From patriotism to parochialism

There is something disruptive about the idea of linguistic states. But the idea received sanctity from the earliest days of the independence movement. The Congress was organised along the lines of linguistic pradeshes. In that sense Potti Sriramulu had the backing of nationalist fashion when he fasted to death in 1952 for a Telugu state. All of India was then reconfigured along linguistic lines.

The basic argument always was that linguistic structuring will facilitate development of both the language and the state. A half century later we can see the hollowness of this argument. Development of language has boiled down to the meaningless campaign for “classical status” for one’s language. What on earth does this status signify? Is Raj Thackeray’s violent chauvinism helping Marathi develop? As for development of the state, there is not a single case so far of linguistic identity having helped a state progress. On the contrary, it has produced undisguised enmities among states. Just look at the war-like posturings of Tamil Nadu, Kerala, Karnataka and Andhra over water sharing. The next stage will be when one-dimensional leaders like Mulayam Singh and M.K. Azhagiri become the rulers of the land – unable to talk to one another or understand one another.
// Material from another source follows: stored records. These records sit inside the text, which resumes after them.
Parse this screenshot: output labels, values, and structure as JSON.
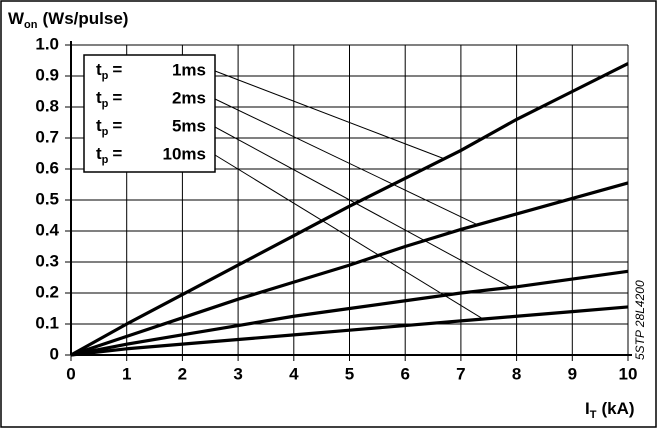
{
  "chart_data": {
    "type": "line",
    "y_label": {
      "symbol": "W",
      "sub": "on",
      "unit": "(Ws/pulse)"
    },
    "x_label": {
      "symbol": "I",
      "sub": "T",
      "unit": "(kA)"
    },
    "legend_symbol": {
      "symbol": "t",
      "sub": "p",
      "eq": "="
    },
    "side_note": "5STP 28L4200",
    "x": [
      0,
      1,
      2,
      3,
      4,
      5,
      6,
      7,
      8,
      9,
      10
    ],
    "series": [
      {
        "name": "1ms",
        "color": "#000000",
        "values": [
          0,
          0.1,
          0.195,
          0.29,
          0.385,
          0.48,
          0.57,
          0.66,
          0.76,
          0.85,
          0.94
        ]
      },
      {
        "name": "2ms",
        "color": "#000000",
        "values": [
          0,
          0.06,
          0.12,
          0.18,
          0.235,
          0.29,
          0.35,
          0.405,
          0.455,
          0.505,
          0.555
        ]
      },
      {
        "name": "5ms",
        "color": "#000000",
        "values": [
          0,
          0.035,
          0.065,
          0.095,
          0.125,
          0.15,
          0.175,
          0.2,
          0.22,
          0.245,
          0.27
        ]
      },
      {
        "name": "10ms",
        "color": "#000000",
        "values": [
          0,
          0.02,
          0.035,
          0.05,
          0.065,
          0.08,
          0.095,
          0.11,
          0.125,
          0.14,
          0.155
        ]
      }
    ],
    "xlim": [
      0,
      10
    ],
    "xticks": [
      0,
      1,
      2,
      3,
      4,
      5,
      6,
      7,
      8,
      9,
      10
    ],
    "ylim": [
      0,
      1
    ],
    "yticks": [
      0,
      0.1,
      0.2,
      0.3,
      0.4,
      0.5,
      0.6,
      0.7,
      0.8,
      0.9,
      {
        "value": 1,
        "label": "1.0"
      }
    ],
    "grid": true
  }
}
It will be not unity in diversity, but disunity in distrust.

And now even language as a symbol of patriotism has become passé. The success of Chandrasekhara Rao’s death-fast threat for Telangana takes the game to parochialism of a negative kind. His objective is personal gain. He had lost his political base, lost his party allies and lost even the recent elections in the state. Now, in one fell sweep, he has assured himself the chief ministership of Telangana State if and when it materialises. A classic case of zero to hero.

This is good for Chandrasekahara Rao and bad for Telengana and very bad for India. It is bad for Telangana because Chandrasekhara Rao is just a run-of-the-mill politician. Any government he heads will be one more exercise in the usual sharing of spoils. The beneficiaries will be opportunists like Deputy Superintendent of Police Nalini who resigned at the nick of time, made the right noises about Telangana being oppressed and went straight to visit the ailing Chandrasekhara Rao. Resignations and rioting have taken place against dividing the state, showing that a new Telangana state will be sailing in stormy seas. Hyderabad’s pre-eminence as a supra-Telangana megalopolis will add to the tensions. A likely attempt by Chandrasekhara Rao to anoint his son Rama Rao as heir apparent will create a precarious situation akin to Y. S. Rajasekhara Reddy’s son Jagan is currently facing.
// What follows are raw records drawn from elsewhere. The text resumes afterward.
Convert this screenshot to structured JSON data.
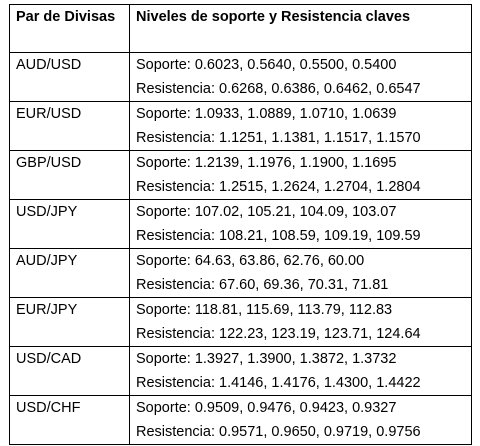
{
  "table": {
    "header_pair": "Par de Divisas",
    "header_levels": "Niveles de soporte y Resistencia claves",
    "rows": [
      {
        "pair": "AUD/USD",
        "soporte": "Soporte: 0.6023, 0.5640, 0.5500, 0.5400",
        "resistencia": "Resistencia: 0.6268, 0.6386, 0.6462, 0.6547"
      },
      {
        "pair": "EUR/USD",
        "soporte": "Soporte: 1.0933, 1.0889, 1.0710, 1.0639",
        "resistencia": "Resistencia: 1.1251, 1.1381, 1.1517, 1.1570"
      },
      {
        "pair": "GBP/USD",
        "soporte": "Soporte: 1.2139, 1.1976, 1.1900, 1.1695",
        "resistencia": "Resistencia: 1.2515, 1.2624, 1.2704, 1.2804"
      },
      {
        "pair": "USD/JPY",
        "soporte": "Soporte: 107.02, 105.21, 104.09, 103.07",
        "resistencia": "Resistencia: 108.21, 108.59, 109.19, 109.59"
      },
      {
        "pair": "AUD/JPY",
        "soporte": "Soporte: 64.63, 63.86, 62.76, 60.00",
        "resistencia": "Resistencia: 67.60, 69.36, 70.31, 71.81"
      },
      {
        "pair": "EUR/JPY",
        "soporte": "Soporte: 118.81, 115.69, 113.79, 112.83",
        "resistencia": "Resistencia: 122.23, 123.19, 123.71, 124.64"
      },
      {
        "pair": "USD/CAD",
        "soporte": "Soporte: 1.3927, 1.3900, 1.3872, 1.3732",
        "resistencia": "Resistencia: 1.4146, 1.4176, 1.4300, 1.4422"
      },
      {
        "pair": "USD/CHF",
        "soporte": "Soporte: 0.9509, 0.9476, 0.9423, 0.9327",
        "resistencia": "Resistencia: 0.9571, 0.9650, 0.9719, 0.9756"
      }
    ]
  }
}
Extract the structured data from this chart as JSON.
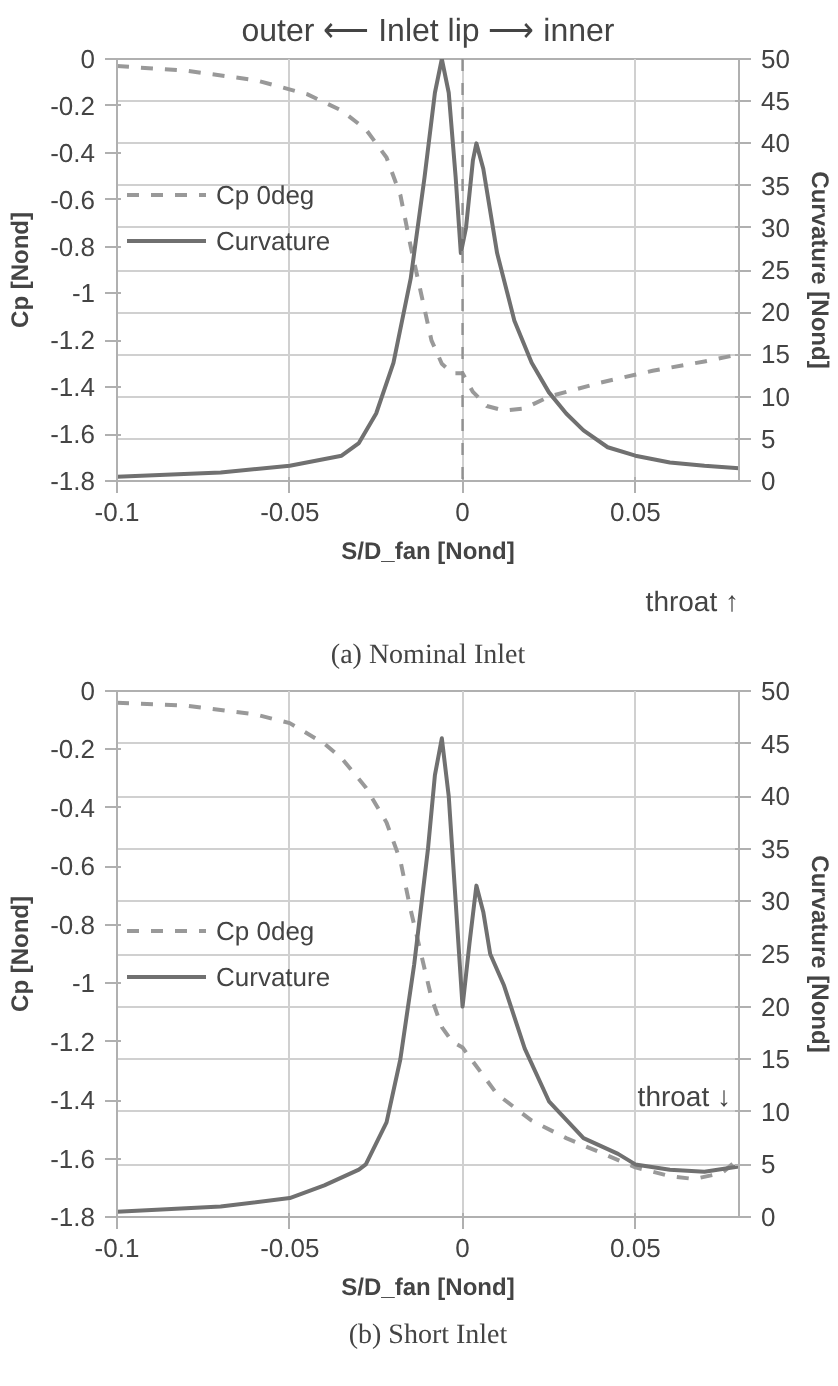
{
  "chart_data": [
    {
      "type": "line",
      "title": "outer ⟵ Inlet lip ⟶ inner",
      "xlabel": "S/D_fan [Nond]",
      "ylabel": "Cp [Nond]",
      "y2label": "Curvature [Nond]",
      "xlim": [
        -0.1,
        0.08
      ],
      "xticks": [
        -0.1,
        -0.05,
        0,
        0.05
      ],
      "ylim": [
        -1.8,
        0
      ],
      "yticks": [
        0,
        -0.2,
        -0.4,
        -0.6,
        -0.8,
        -1,
        -1.2,
        -1.4,
        -1.6,
        -1.8
      ],
      "y2lim": [
        0,
        50
      ],
      "y2ticks": [
        0,
        5,
        10,
        15,
        20,
        25,
        30,
        35,
        40,
        45,
        50
      ],
      "grid": true,
      "legend": "left",
      "ref_lines": [
        {
          "axis": "x",
          "value": 0,
          "color": "#909090",
          "line_style": "dashed"
        }
      ],
      "annotations": [
        "throat ↑",
        "(a) Nominal Inlet"
      ],
      "series": [
        {
          "name": "Cp 0deg",
          "color": "#999999",
          "line_style": "dashed",
          "x": [
            -0.1,
            -0.08,
            -0.06,
            -0.045,
            -0.035,
            -0.028,
            -0.022,
            -0.018,
            -0.015,
            -0.012,
            -0.009,
            -0.006,
            -0.003,
            0,
            0.003,
            0.007,
            0.012,
            0.018,
            0.025,
            0.04,
            0.055,
            0.07,
            0.08
          ],
          "values": [
            -0.03,
            -0.05,
            -0.09,
            -0.15,
            -0.22,
            -0.3,
            -0.42,
            -0.58,
            -0.8,
            -1.0,
            -1.2,
            -1.3,
            -1.34,
            -1.34,
            -1.42,
            -1.48,
            -1.5,
            -1.49,
            -1.44,
            -1.38,
            -1.33,
            -1.29,
            -1.26
          ]
        },
        {
          "name": "Curvature",
          "color": "#707070",
          "line_style": "solid",
          "axis": "y2",
          "x": [
            -0.1,
            -0.07,
            -0.05,
            -0.035,
            -0.03,
            -0.025,
            -0.02,
            -0.015,
            -0.011,
            -0.008,
            -0.006,
            -0.004,
            -0.002,
            -0.0005,
            0.001,
            0.003,
            0.004,
            0.006,
            0.01,
            0.015,
            0.02,
            0.025,
            0.03,
            0.035,
            0.042,
            0.05,
            0.06,
            0.07,
            0.08
          ],
          "values": [
            0.5,
            1,
            1.8,
            3,
            4.5,
            8,
            14,
            24,
            36,
            46,
            50,
            46,
            36,
            27,
            30,
            38,
            40,
            37,
            27,
            19,
            14,
            10.5,
            8,
            6,
            4,
            3,
            2.2,
            1.8,
            1.5
          ]
        }
      ]
    },
    {
      "type": "line",
      "xlabel": "S/D_fan [Nond]",
      "ylabel": "Cp [Nond]",
      "y2label": "Curvature [Nond]",
      "xlim": [
        -0.1,
        0.08
      ],
      "xticks": [
        -0.1,
        -0.05,
        0,
        0.05
      ],
      "ylim": [
        -1.8,
        0
      ],
      "yticks": [
        0,
        -0.2,
        -0.4,
        -0.6,
        -0.8,
        -1,
        -1.2,
        -1.4,
        -1.6,
        -1.8
      ],
      "y2lim": [
        0,
        50
      ],
      "y2ticks": [
        0,
        5,
        10,
        15,
        20,
        25,
        30,
        35,
        40,
        45,
        50
      ],
      "grid": true,
      "legend": "left",
      "annotations": [
        "throat ↓",
        "(b) Short Inlet"
      ],
      "series": [
        {
          "name": "Cp 0deg",
          "color": "#999999",
          "line_style": "dashed",
          "x": [
            -0.1,
            -0.08,
            -0.06,
            -0.05,
            -0.04,
            -0.035,
            -0.028,
            -0.022,
            -0.018,
            -0.015,
            -0.012,
            -0.009,
            -0.006,
            -0.003,
            0,
            0.005,
            0.01,
            0.02,
            0.03,
            0.04,
            0.05,
            0.06,
            0.067,
            0.075,
            0.08
          ],
          "values": [
            -0.04,
            -0.05,
            -0.08,
            -0.11,
            -0.18,
            -0.23,
            -0.33,
            -0.45,
            -0.58,
            -0.75,
            -0.9,
            -1.05,
            -1.15,
            -1.2,
            -1.22,
            -1.3,
            -1.38,
            -1.47,
            -1.53,
            -1.58,
            -1.63,
            -1.66,
            -1.67,
            -1.65,
            -1.6
          ]
        },
        {
          "name": "Curvature",
          "color": "#707070",
          "line_style": "solid",
          "axis": "y2",
          "x": [
            -0.1,
            -0.07,
            -0.05,
            -0.04,
            -0.03,
            -0.028,
            -0.022,
            -0.018,
            -0.014,
            -0.01,
            -0.008,
            -0.006,
            -0.004,
            -0.002,
            0,
            0.002,
            0.004,
            0.006,
            0.008,
            0.012,
            0.018,
            0.025,
            0.035,
            0.045,
            0.05,
            0.06,
            0.07,
            0.08
          ],
          "values": [
            0.5,
            1,
            1.8,
            3,
            4.5,
            5,
            9,
            15,
            24,
            35,
            42,
            45.5,
            40,
            30,
            20,
            26,
            31.5,
            29,
            25,
            22,
            16,
            11,
            7.5,
            6,
            5,
            4.5,
            4.3,
            4.8
          ]
        }
      ]
    }
  ]
}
India, poor India, will not split apart as Yugoslavia did after Tito, but its sense of unity will be severely tested. After all, we are facing a situation where even people who speak the same language are unable to stay together. Then what about the ten other demands for new states? The Gorkhaland campaign has already been revived with plans for multiple fasts unto death, a dig that makes Chandrasekhara Rao look rather foolish. Justifications abound for new Saurashtra, Bhojpur, Mithilanchal, Vidarbha states. Very strong indeed is the case for Kodagu. With a history, culture, lifestyle and socio-economic background that set it apart from surrounding regions, Kodagu’s distinctiveness is more manifest than Pondicherry’s.
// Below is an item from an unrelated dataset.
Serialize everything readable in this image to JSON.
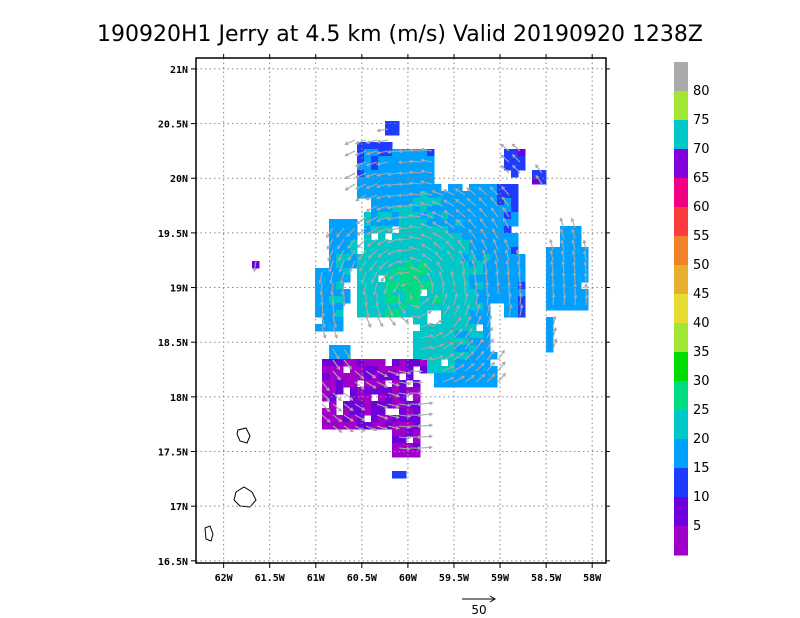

Such valid cases for statehood should be winnable through democracy’s fair means. Each time Mahatma Gandhi went on a fast, it was invariably an example of complete selflessness. He was like Bharata who started a hunger strike when Rama refused to end his exile as Bharata had pleaded. Moving from the sublime to the ridiculous, we have turned fasts unto death into a blackmailing tactic. Every time the tactic wins, the forces of good lose.